What the Experts Say
So, what do the experts think about this trend? According to a recent report by Morgan Stanley, the non-bank lender sector in Australia is expected to grow by 20% over the next 12 months, with many of these companies now offering rates that are significantly lower than those offered by traditional banks.
“We’re seeing a fundamental shift in the way people think about mortgages,” said David Taylor, Managing Director of Brightstar. “It’s no longer about finding the best rate – it’s about finding the best product, and working with a lender that understands your needs.”
And it’s not just the lenders that are feeling the heat – even the regulators are starting to take notice. According to a recent report by the Australian Financial Review, ASIC has been conducting a series of high-profile investigations into the practices of some of the major lenders, with several companies already facing fines and penalties.
“We’re seeing a lot of lenders who are trying to compete on rate alone, without considering the overall value proposition,” said Emma Taylor, Senior Analyst at Morgan Stanley. “This is a recipe for disaster – and one that could ultimately damage the reputation of the entire industry.”
Risks and Opportunities
So, what are the risks and opportunities associated with this trend? On the one hand, the low rates are certainly a plus for homebuyers, who now have never had more options when it comes to securing a mortgage. But on the other hand, the rise of the non-bank lenders also comes with its own set of risks.
For one thing, when interest rates are this low, it can be hard to earn a decent return on your money. And that’s exactly what’s happening in the non-bank lending market, where investors are increasingly turning to non-traditional assets in search of higher yields.
“We’re seeing a lot of investors who are turning to non-traditional assets in search of higher yields,” said David Taylor, Managing Director of Brightstar. “But this is a high-risk strategy, and one that could ultimately lead to a lot of pain for investors.”
And it’s not just the investors that are feeling the heat – even the regulators are starting to take notice. According to a recent report by the Australian Financial Review, ASIC has been conducting a series of high-profile investigations into the practices of some of the major lenders, with several companies already facing fines and penalties.

What to Watch Next
So, what should we be watching next? In short, we should be keeping a close eye on the non-bank lender sector, which is expected to continue growing rapidly over the next 12 months.
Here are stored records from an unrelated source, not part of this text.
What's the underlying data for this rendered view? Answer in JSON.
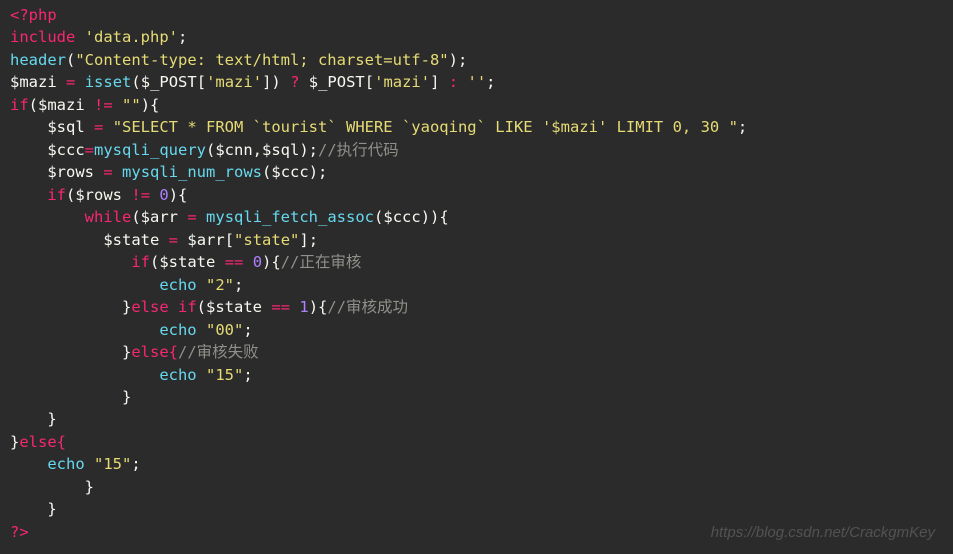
{
  "code": {
    "l1": {
      "open": "<?php"
    },
    "l2": {
      "kw": "include",
      "sp": " ",
      "str": "'data.php'",
      "end": ";"
    },
    "l3": {
      "fn": "header",
      "open": "(",
      "str": "\"Content-type: text/html; charset=utf-8\"",
      "close": ")",
      "end": ";"
    },
    "l4": {
      "var": "$mazi",
      "sp": " ",
      "op": "=",
      "sp2": " ",
      "fn": "isset",
      "open": "(",
      "var2": "$_POST",
      "brk": "[",
      "str": "'mazi'",
      "brk2": "]",
      "close": ") ",
      "q": "?",
      "sp3": " ",
      "var3": "$_POST",
      "brk3": "[",
      "str2": "'mazi'",
      "brk4": "]",
      "sp4": " ",
      "colon": ":",
      "sp5": " ",
      "str3": "''",
      "end": ";"
    },
    "l5": {
      "kw": "if",
      "open": "(",
      "var": "$mazi",
      "sp": " ",
      "op": "!=",
      "sp2": " ",
      "str": "\"\"",
      "close": "){"
    },
    "l6": {
      "pad": "    ",
      "var": "$sql",
      "sp": " ",
      "op": "=",
      "sp2": " ",
      "str": "\"SELECT * FROM `tourist` WHERE `yaoqing` LIKE '$mazi' LIMIT 0, 30 \"",
      "end": ";"
    },
    "l7": {
      "pad": "    ",
      "var": "$ccc",
      "op": "=",
      "fn": "mysqli_query",
      "open": "(",
      "var2": "$cnn",
      "comma": ",",
      "var3": "$sql",
      "close": ")",
      "end": ";",
      "cmt": "//执行代码"
    },
    "l8": {
      "pad": "    ",
      "var": "$rows",
      "sp": " ",
      "op": "=",
      "sp2": " ",
      "fn": "mysqli_num_rows",
      "open": "(",
      "var2": "$ccc",
      "close": ")",
      "end": ";"
    },
    "l9": {
      "pad": "    ",
      "kw": "if",
      "open": "(",
      "var": "$rows",
      "sp": " ",
      "op": "!=",
      "sp2": " ",
      "num": "0",
      "close": "){"
    },
    "l10": {
      "pad": "        ",
      "kw": "while",
      "open": "(",
      "var": "$arr",
      "sp": " ",
      "op": "=",
      "sp2": " ",
      "fn": "mysqli_fetch_assoc",
      "open2": "(",
      "var2": "$ccc",
      "close2": ")",
      "close": "){"
    },
    "l11": {
      "pad": "          ",
      "var": "$state",
      "sp": " ",
      "op": "=",
      "sp2": " ",
      "var2": "$arr",
      "brk": "[",
      "str": "\"state\"",
      "brk2": "]",
      "end": ";"
    },
    "l12": {
      "pad": "             ",
      "kw": "if",
      "open": "(",
      "var": "$state",
      "sp": " ",
      "op": "==",
      "sp2": " ",
      "num": "0",
      "close": "){",
      "cmt": "//正在审核"
    },
    "l13": {
      "pad": "                ",
      "kw": "echo",
      "sp": " ",
      "str": "\"2\"",
      "end": ";"
    },
    "l14": {
      "pad": "            }",
      "kw": "else if",
      "open": "(",
      "var": "$state",
      "sp": " ",
      "op": "==",
      "sp2": " ",
      "num": "1",
      "close": "){",
      "cmt": "//审核成功"
    },
    "l15": {
      "pad": "                ",
      "kw": "echo",
      "sp": " ",
      "str": "\"00\"",
      "end": ";"
    },
    "l16": {
      "pad": "            }",
      "kw": "else{",
      "cmt": "//审核失败"
    },
    "l17": {
      "pad": "                ",
      "kw": "echo",
      "sp": " ",
      "str": "\"15\"",
      "end": ";"
    },
    "l18": {
      "pad": "            }"
    },
    "l19": {
      "pad": "    }"
    },
    "l20": {
      "txt": "}",
      "kw": "else{"
    },
    "l21": {
      "pad": "    ",
      "kw": "echo",
      "sp": " ",
      "str": "\"15\"",
      "end": ";"
    },
    "l22": {
      "pad": "        }"
    },
    "l23": {
      "pad": "    }"
    },
    "l24": {
      "txt": "?>"
    }
  },
  "watermark": "https://blog.csdn.net/CrackgmKey"
}
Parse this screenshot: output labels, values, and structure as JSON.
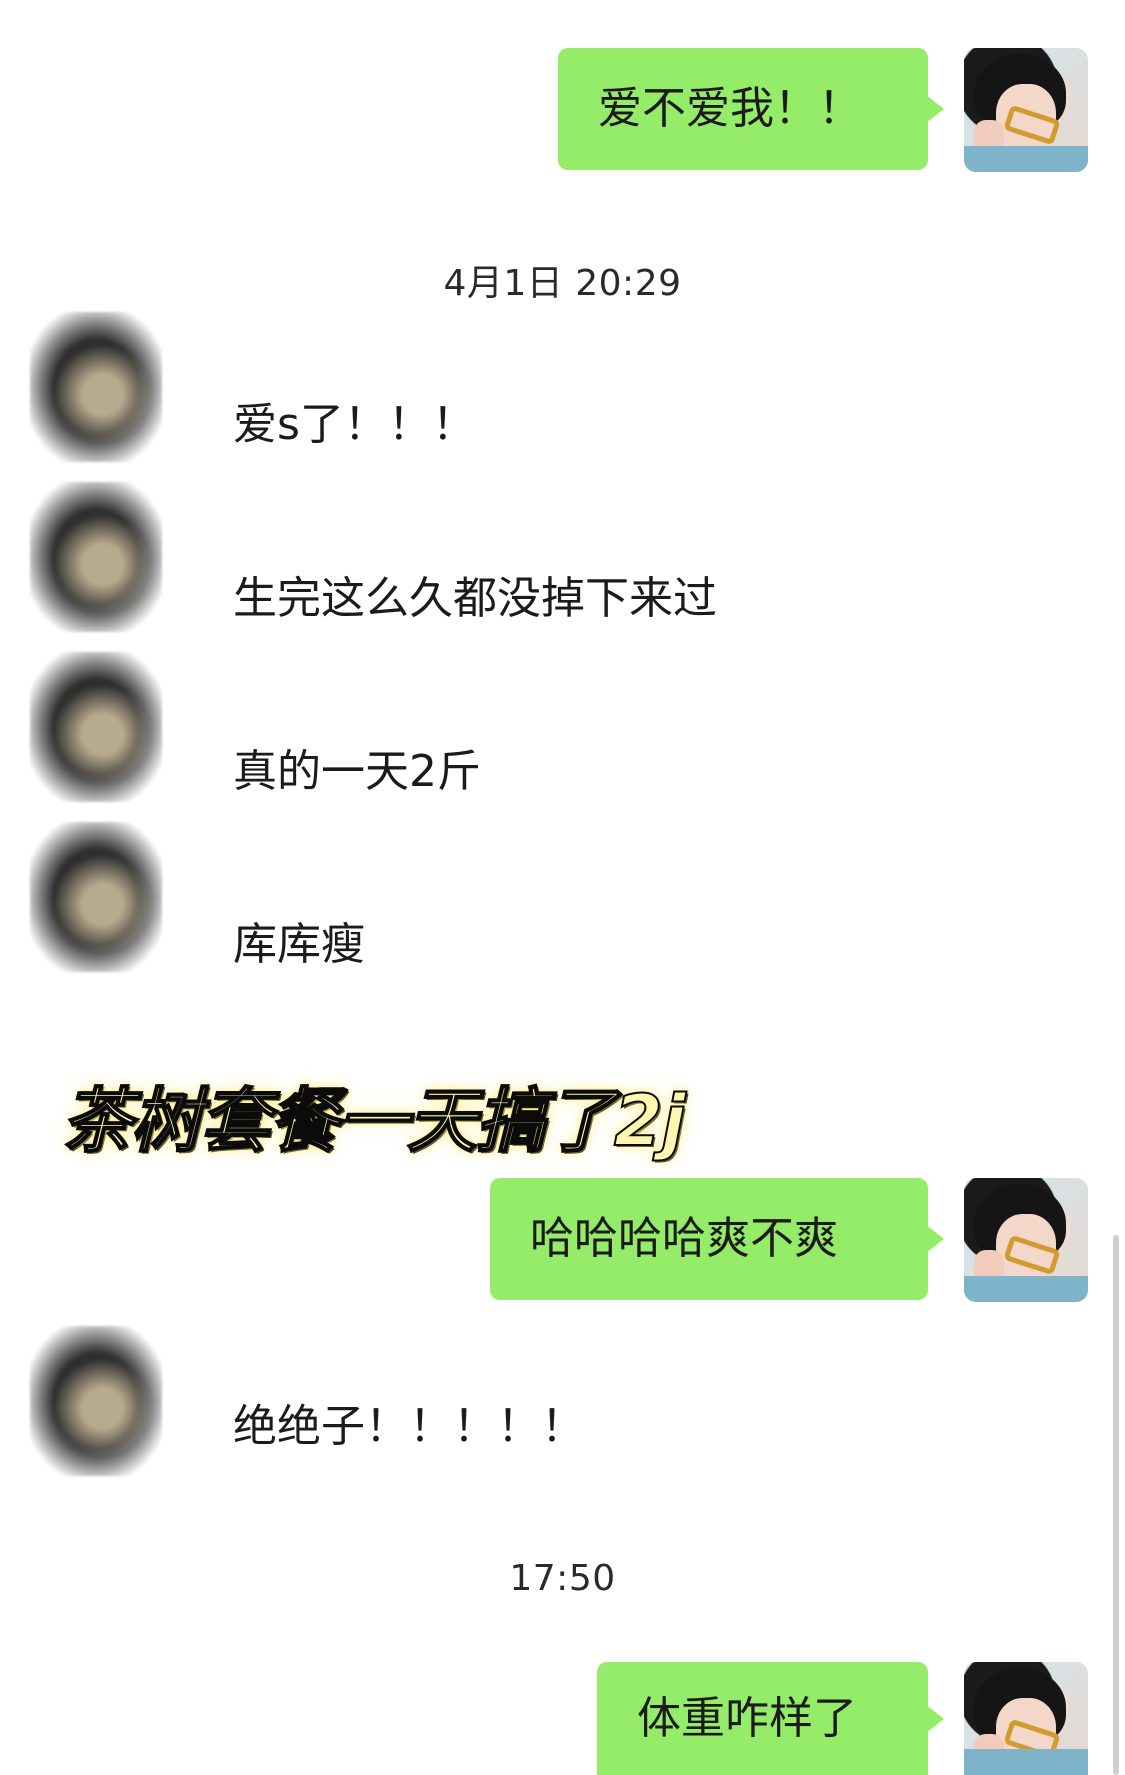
{
  "messages": {
    "outgoing": [
      {
        "text": "爱不爱我！！"
      },
      {
        "text": "哈哈哈哈爽不爽"
      },
      {
        "text": "体重咋样了"
      }
    ],
    "incoming_group_1": [
      {
        "text": "爱s了！！！"
      },
      {
        "text": "生完这么久都没掉下来过"
      },
      {
        "text": "真的一天2斤"
      },
      {
        "text": "库库瘦"
      }
    ],
    "incoming_group_2": [
      {
        "text": "绝绝子！！！！！"
      }
    ]
  },
  "timestamps": {
    "t1": "4月1日 20:29",
    "t2": "17:50"
  },
  "overlay": {
    "caption": "茶树套餐一天搞了2j"
  },
  "colors": {
    "outgoing_bubble": "#95ec69",
    "background": "#ffffff",
    "caption_fill": "#fff7b0"
  }
}
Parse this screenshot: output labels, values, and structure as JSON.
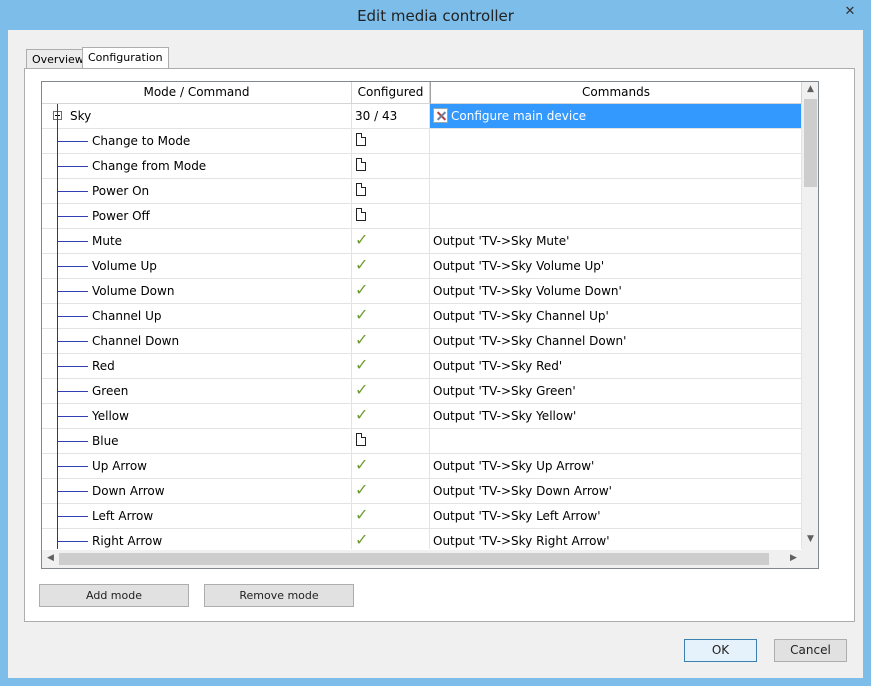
{
  "window": {
    "title": "Edit media controller",
    "close_glyph": "✕"
  },
  "tabs": [
    {
      "label": "Overview"
    },
    {
      "label": "Configuration"
    }
  ],
  "grid": {
    "headers": {
      "mode": "Mode / Command",
      "configured": "Configured",
      "commands": "Commands"
    },
    "root": {
      "label": "Sky",
      "configured": "30 / 43",
      "command": "Configure main device",
      "icon": "tools-icon"
    },
    "rows": [
      {
        "label": "Change to Mode",
        "status": "doc",
        "command": ""
      },
      {
        "label": "Change from Mode",
        "status": "doc",
        "command": ""
      },
      {
        "label": "Power On",
        "status": "doc",
        "command": ""
      },
      {
        "label": "Power Off",
        "status": "doc",
        "command": ""
      },
      {
        "label": "Mute",
        "status": "check",
        "command": "Output 'TV->Sky Mute'"
      },
      {
        "label": "Volume Up",
        "status": "check",
        "command": "Output 'TV->Sky Volume Up'"
      },
      {
        "label": "Volume Down",
        "status": "check",
        "command": "Output 'TV->Sky Volume Down'"
      },
      {
        "label": "Channel Up",
        "status": "check",
        "command": "Output 'TV->Sky Channel Up'"
      },
      {
        "label": "Channel Down",
        "status": "check",
        "command": "Output 'TV->Sky Channel Down'"
      },
      {
        "label": "Red",
        "status": "check",
        "command": "Output 'TV->Sky Red'"
      },
      {
        "label": "Green",
        "status": "check",
        "command": "Output 'TV->Sky Green'"
      },
      {
        "label": "Yellow",
        "status": "check",
        "command": "Output 'TV->Sky Yellow'"
      },
      {
        "label": "Blue",
        "status": "doc",
        "command": ""
      },
      {
        "label": "Up Arrow",
        "status": "check",
        "command": "Output 'TV->Sky Up Arrow'"
      },
      {
        "label": "Down Arrow",
        "status": "check",
        "command": "Output 'TV->Sky Down Arrow'"
      },
      {
        "label": "Left Arrow",
        "status": "check",
        "command": "Output 'TV->Sky Left Arrow'"
      },
      {
        "label": "Right Arrow",
        "status": "check",
        "command": "Output 'TV->Sky Right Arrow'"
      }
    ]
  },
  "buttons": {
    "add_mode": "Add mode",
    "remove_mode": "Remove mode",
    "ok": "OK",
    "cancel": "Cancel"
  },
  "colors": {
    "selection": "#3399ff",
    "check": "#6f9c2e",
    "window_frame": "#7dbde9"
  }
}
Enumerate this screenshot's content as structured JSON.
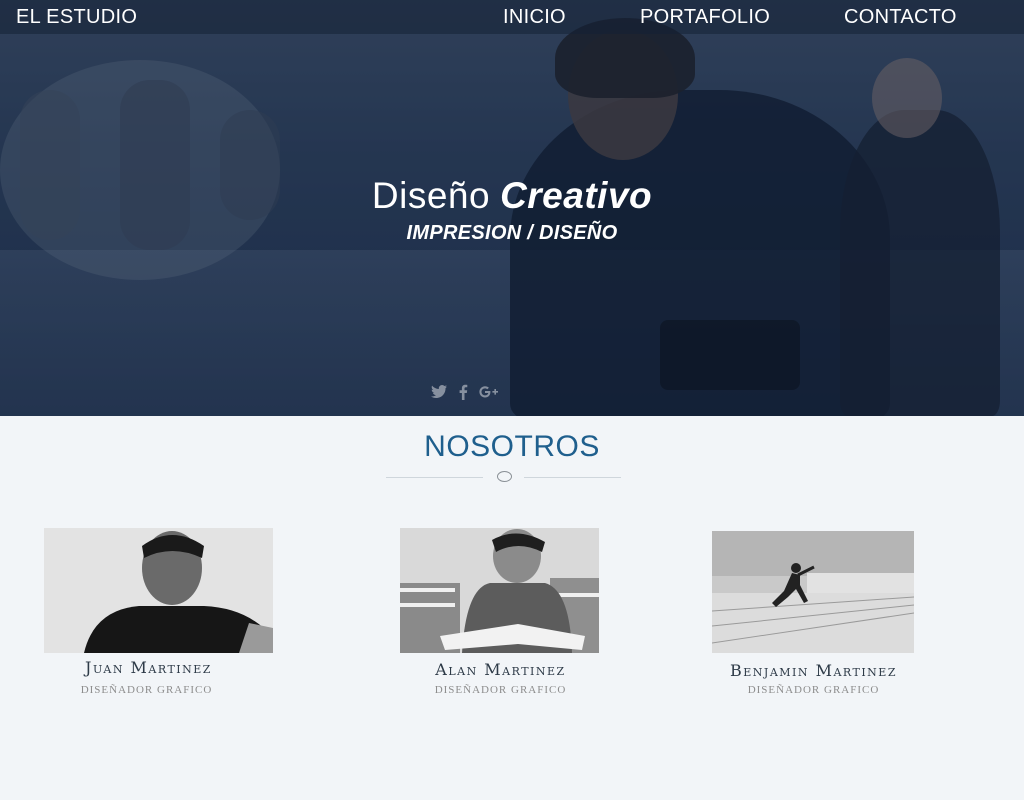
{
  "nav": {
    "brand": "EL ESTUDIO",
    "links": [
      "INICIO",
      "PORTAFOLIO",
      "CONTACTO"
    ]
  },
  "hero": {
    "title_regular": "Diseño",
    "title_bold": "Creativo",
    "subtitle": "IMPRESION / DISEÑO",
    "social_icons": [
      "twitter-icon",
      "facebook-icon",
      "google-plus-icon"
    ]
  },
  "team": {
    "heading": "NOSOTROS",
    "members": [
      {
        "name": "Juan Martinez",
        "role": "DISEÑADOR GRAFICO"
      },
      {
        "name": "Alan Martinez",
        "role": "DISEÑADOR GRAFICO"
      },
      {
        "name": "Benjamin Martinez",
        "role": "DISEÑADOR GRAFICO"
      }
    ]
  },
  "colors": {
    "accent": "#1f5f8d",
    "hero_overlay": "#1f2f47",
    "page_background": "#f2f5f8"
  }
}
According to a recent report by Morgan Stanley, this sector is expected to grow by 20% over the next 12 months, with many of these companies now offering rates that are significantly lower than those offered by traditional banks.
And it’s not just the non-bank lenders that are feeling the heat – even the regulators are starting to take notice. According to a recent report by the Australian Financial Review, ASIC has been conducting a series of high-profile investigations into the practices of some of the major lenders, with several companies already facing fines and penalties.
“We’re seeing a lot of lenders who are trying to compete on rate alone, without considering the overall value proposition,” said Emma Taylor, Senior Analyst at Morgan Stanley. “This is a recipe for disaster – and one that could ultimately damage the reputation of the entire industry.”